Of the six Oscar nominations Dallas Buyers Club received I question the one for Best Original Screenplay. The film is very heavy handed in its presentation of anyone who disagrees with Woodruff. The FDA is evil, evil, evil and actually actively tries to kill people off by not allowing them access to the medications Woodruff is bringing in. The doctors at the Dallas hospital are presented as uncaring because they have to conduct a blind study where some patients get placebos in order to test whether AZT is effective at treating AIDS or not instead of just treating all patients with it, but then they are presented as murderers for “pushing” AZT onto patients when there are unapproved alternatives. At the end of the film, possibly for legal reasons, they do state onscreen that AZT, in combination with a couple other drugs, is the most effective treatment for AIDS and HIV.

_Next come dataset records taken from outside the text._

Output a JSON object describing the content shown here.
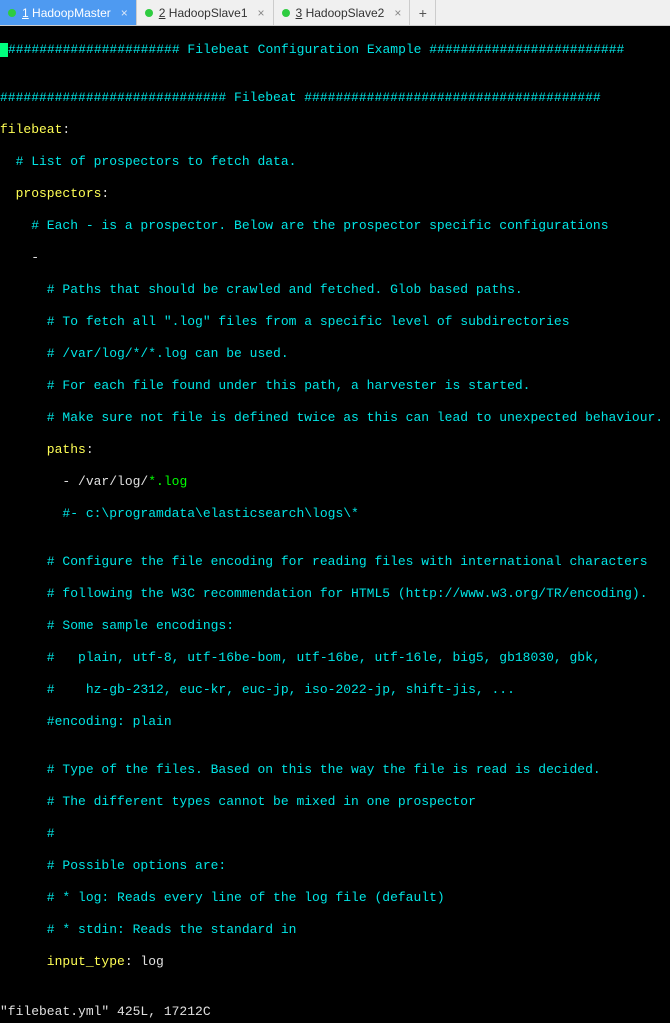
{
  "tabs": [
    {
      "num": "1",
      "label": "HadoopMaster",
      "active": true
    },
    {
      "num": "2",
      "label": "HadoopSlave1",
      "active": false
    },
    {
      "num": "3",
      "label": "HadoopSlave2",
      "active": false
    }
  ],
  "lines": {
    "l1a": "###################### Filebeat Configuration Example #########################",
    "l2": "",
    "l3": "############################# Filebeat ######################################",
    "l4a": "filebeat",
    "l4b": ":",
    "l5": "  # List of prospectors to fetch data.",
    "l6a": "  prospectors",
    "l6b": ":",
    "l7": "    # Each - is a prospector. Below are the prospector specific configurations",
    "l8": "    -",
    "l9": "      # Paths that should be crawled and fetched. Glob based paths.",
    "l10": "      # To fetch all \".log\" files from a specific level of subdirectories",
    "l11": "      # /var/log/*/*.log can be used.",
    "l12": "      # For each file found under this path, a harvester is started.",
    "l13": "      # Make sure not file is defined twice as this can lead to unexpected behaviour.",
    "l14a": "      paths",
    "l14b": ":",
    "l15a": "        - /var/log/",
    "l15b": "*.log",
    "l16": "        #- c:\\programdata\\elasticsearch\\logs\\*",
    "l17": "",
    "l18": "      # Configure the file encoding for reading files with international characters",
    "l19": "      # following the W3C recommendation for HTML5 (http://www.w3.org/TR/encoding).",
    "l20": "      # Some sample encodings:",
    "l21": "      #   plain, utf-8, utf-16be-bom, utf-16be, utf-16le, big5, gb18030, gbk,",
    "l22": "      #    hz-gb-2312, euc-kr, euc-jp, iso-2022-jp, shift-jis, ...",
    "l23": "      #encoding: plain",
    "l24": "",
    "l25": "      # Type of the files. Based on this the way the file is read is decided.",
    "l26": "      # The different types cannot be mixed in one prospector",
    "l27": "      #",
    "l28": "      # Possible options are:",
    "l29": "      # * log: Reads every line of the log file (default)",
    "l30": "      # * stdin: Reads the standard in",
    "l31a": "      input_type",
    "l31b": ": log"
  },
  "status": "\"filebeat.yml\" 425L, 17212C"
}
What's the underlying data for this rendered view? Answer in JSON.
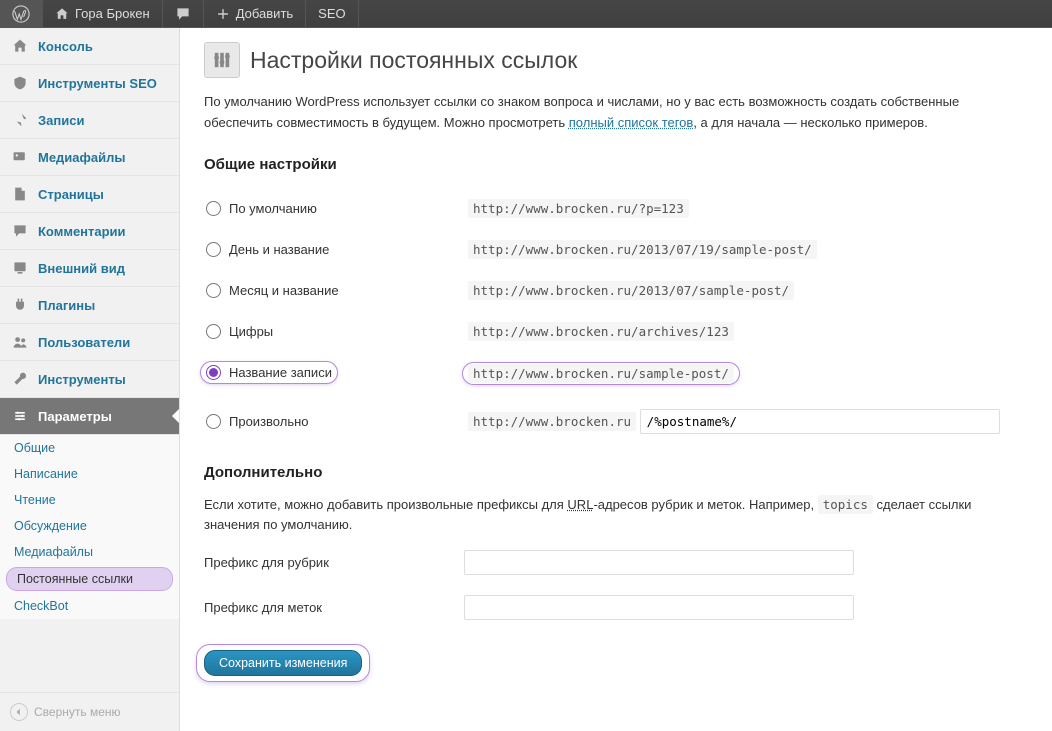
{
  "adminbar": {
    "site_name": "Гора Брокен",
    "comments": "",
    "add_new": "Добавить",
    "seo": "SEO"
  },
  "sidebar": {
    "items": [
      {
        "label": "Консоль",
        "icon": "home"
      },
      {
        "label": "Инструменты SEO",
        "icon": "shield"
      },
      {
        "label": "Записи",
        "icon": "pin"
      },
      {
        "label": "Медиафайлы",
        "icon": "media"
      },
      {
        "label": "Страницы",
        "icon": "page"
      },
      {
        "label": "Комментарии",
        "icon": "comment"
      },
      {
        "label": "Внешний вид",
        "icon": "appearance"
      },
      {
        "label": "Плагины",
        "icon": "plugin"
      },
      {
        "label": "Пользователи",
        "icon": "users"
      },
      {
        "label": "Инструменты",
        "icon": "tools"
      },
      {
        "label": "Параметры",
        "icon": "settings",
        "current": true
      }
    ],
    "submenu": [
      {
        "label": "Общие"
      },
      {
        "label": "Написание"
      },
      {
        "label": "Чтение"
      },
      {
        "label": "Обсуждение"
      },
      {
        "label": "Медиафайлы"
      },
      {
        "label": "Постоянные ссылки",
        "current": true
      },
      {
        "label": "CheckBot"
      }
    ],
    "collapse": "Свернуть меню"
  },
  "page": {
    "title": "Настройки постоянных ссылок",
    "intro_1": "По умолчанию WordPress использует ссылки со знаком вопроса и числами, но у вас есть возможность создать собственные обеспечить совместимость в будущем. Можно просмотреть ",
    "intro_link": "полный список тегов",
    "intro_2": ", а для начала — несколько примеров.",
    "section_common": "Общие настройки",
    "options": [
      {
        "label": "По умолчанию",
        "example": "http://www.brocken.ru/?p=123"
      },
      {
        "label": "День и название",
        "example": "http://www.brocken.ru/2013/07/19/sample-post/"
      },
      {
        "label": "Месяц и название",
        "example": "http://www.brocken.ru/2013/07/sample-post/"
      },
      {
        "label": "Цифры",
        "example": "http://www.brocken.ru/archives/123"
      },
      {
        "label": "Название записи",
        "example": "http://www.brocken.ru/sample-post/",
        "selected": true
      },
      {
        "label": "Произвольно",
        "custom": true,
        "base": "http://www.brocken.ru",
        "value": "/%postname%/"
      }
    ],
    "section_optional": "Дополнительно",
    "optional_text_1": "Если хотите, можно добавить произвольные префиксы для ",
    "optional_url": "URL",
    "optional_text_2": "-адресов рубрик и меток. Например, ",
    "optional_code": "topics",
    "optional_text_3": " сделает ссылки значения по умолчанию.",
    "category_label": "Префикс для рубрик",
    "category_value": "",
    "tag_label": "Префикс для меток",
    "tag_value": "",
    "submit": "Сохранить изменения"
  }
}
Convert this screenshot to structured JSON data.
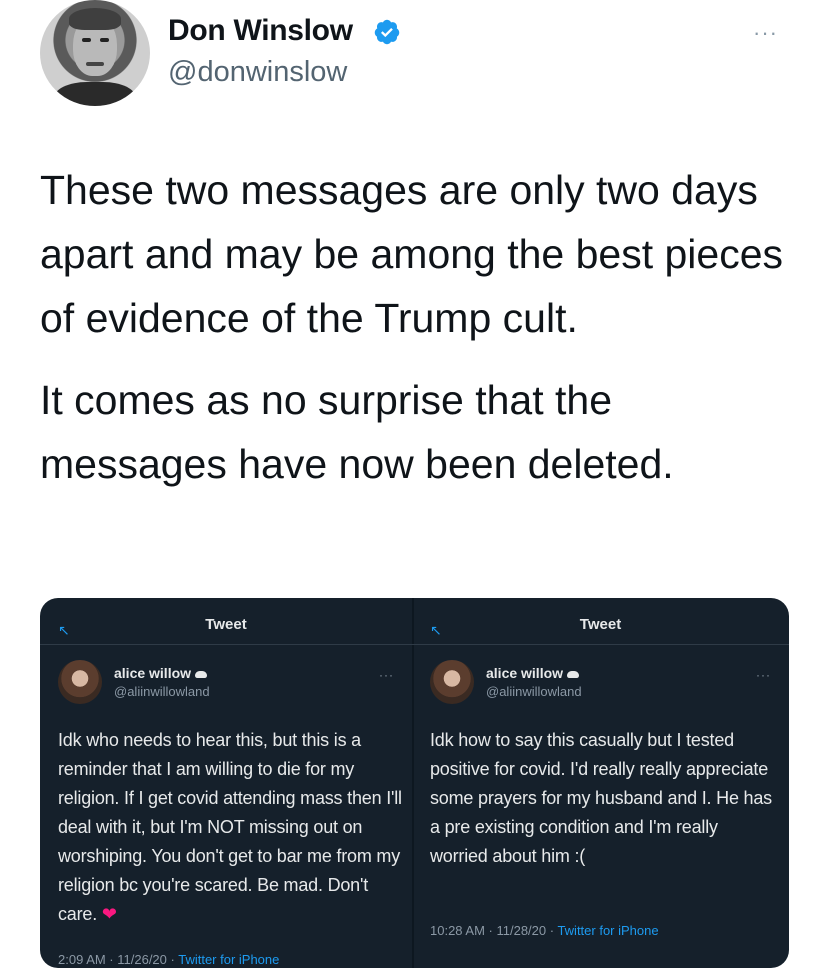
{
  "author": {
    "name": "Don Winslow",
    "handle": "@donwinslow",
    "verified_color": "#1d9bf0"
  },
  "more_icon": "···",
  "tweet": {
    "paragraphs": [
      "These two messages are only two days apart and may be among the best pieces of evidence of the Trump cult.",
      "It comes as no surprise that the messages have now been deleted."
    ]
  },
  "media": {
    "background": "#15202b",
    "screenshots": [
      {
        "header_title": "Tweet",
        "name": "alice willow",
        "handle": "@aliinwillowland",
        "more": "···",
        "text": "Idk who needs to hear this, but this is a reminder that I am willing to die for my religion. If I get covid attending mass then I'll deal with it, but I'm NOT missing out on worshiping. You don't get to bar me from my religion bc you're scared. Be mad. Don't care.",
        "heart": "❤",
        "time": "2:09 AM · 11/26/20 · ",
        "source": "Twitter for iPhone"
      },
      {
        "header_title": "Tweet",
        "name": "alice willow",
        "handle": "@aliinwillowland",
        "more": "···",
        "text": "Idk how to say this casually but I tested positive for covid. I'd really really appreciate some prayers for my husband and I. He has a pre existing condition and I'm really worried about him :(",
        "time": "10:28 AM · 11/28/20 · ",
        "source": "Twitter for iPhone"
      }
    ]
  }
}
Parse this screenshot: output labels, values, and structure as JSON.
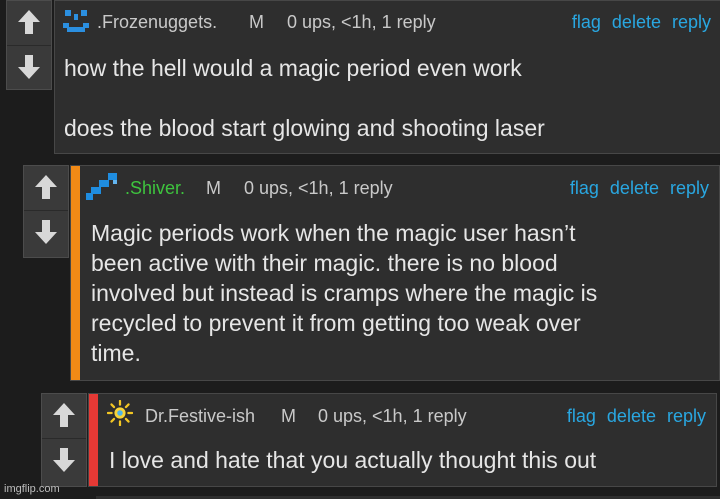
{
  "comments": [
    {
      "username": ".Frozenuggets.",
      "mod_badge": "M",
      "stats": "0 ups, <1h, 1 reply",
      "actions": {
        "flag": "flag",
        "delete": "delete",
        "reply": "reply"
      },
      "text": "how the hell would a magic period even work\n\ndoes the blood start glowing and shooting laser",
      "avatar_icon": "blue-smiley-icon",
      "username_color": "#c9c9c9"
    },
    {
      "username": ".Shiver.",
      "mod_badge": "M",
      "stats": "0 ups, <1h, 1 reply",
      "actions": {
        "flag": "flag",
        "delete": "delete",
        "reply": "reply"
      },
      "text": "Magic periods work when the magic user hasn’t\nbeen active with their magic. there is no blood\ninvolved but instead is cramps where the magic is\nrecycled to prevent it from getting too weak over\ntime.",
      "avatar_icon": "blue-staircase-icon",
      "username_color": "#3ec43e",
      "accent_color": "#f28a16"
    },
    {
      "username": "Dr.Festive-ish",
      "mod_badge": "M",
      "stats": "0 ups, <1h, 1 reply",
      "actions": {
        "flag": "flag",
        "delete": "delete",
        "reply": "reply"
      },
      "text": "I love and hate that you actually thought this out",
      "avatar_icon": "sun-icon",
      "username_color": "#c9c9c9",
      "accent_color": "#e53935"
    }
  ],
  "watermark": "imgflip.com"
}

And other than the Woodruff character none of the people in the film are really fleshed out much. That’s probably because they were fictional composites designed more to further the plot along than to be real people. That includes Leto’s character of Rayon. When the movie got done I was thinking back on Rayon and realized that the film had told me almost nothing about him. He’s there mostly to guide Woodruff along to his next discovery, or attitude change, or business deal. There’s only one real time in the film where Rayon gets his own scene separate from Woodruff and that’s when he goes to his disapproving father to ask for money. Even the conclusion of Rayon’s story is more about the impact on Woodruff than on Rayon. If you would like to see a film that focuses more on the impact of being gay in a closed-minded 1980s society then check out Dallas Buyers Club director Jean-Marc Vallee’s 2005 Canadian film C.R.A.Z.Y.
Dallas Buyers Club features some questionable writing, but two very fine performances by McConaughey and Leto. The latter overrides the former for me and makes this a film worth recommending. If the description of it sounds interesting, or if you’d like to see these two actors in these roles, then I recommend you give this film a try.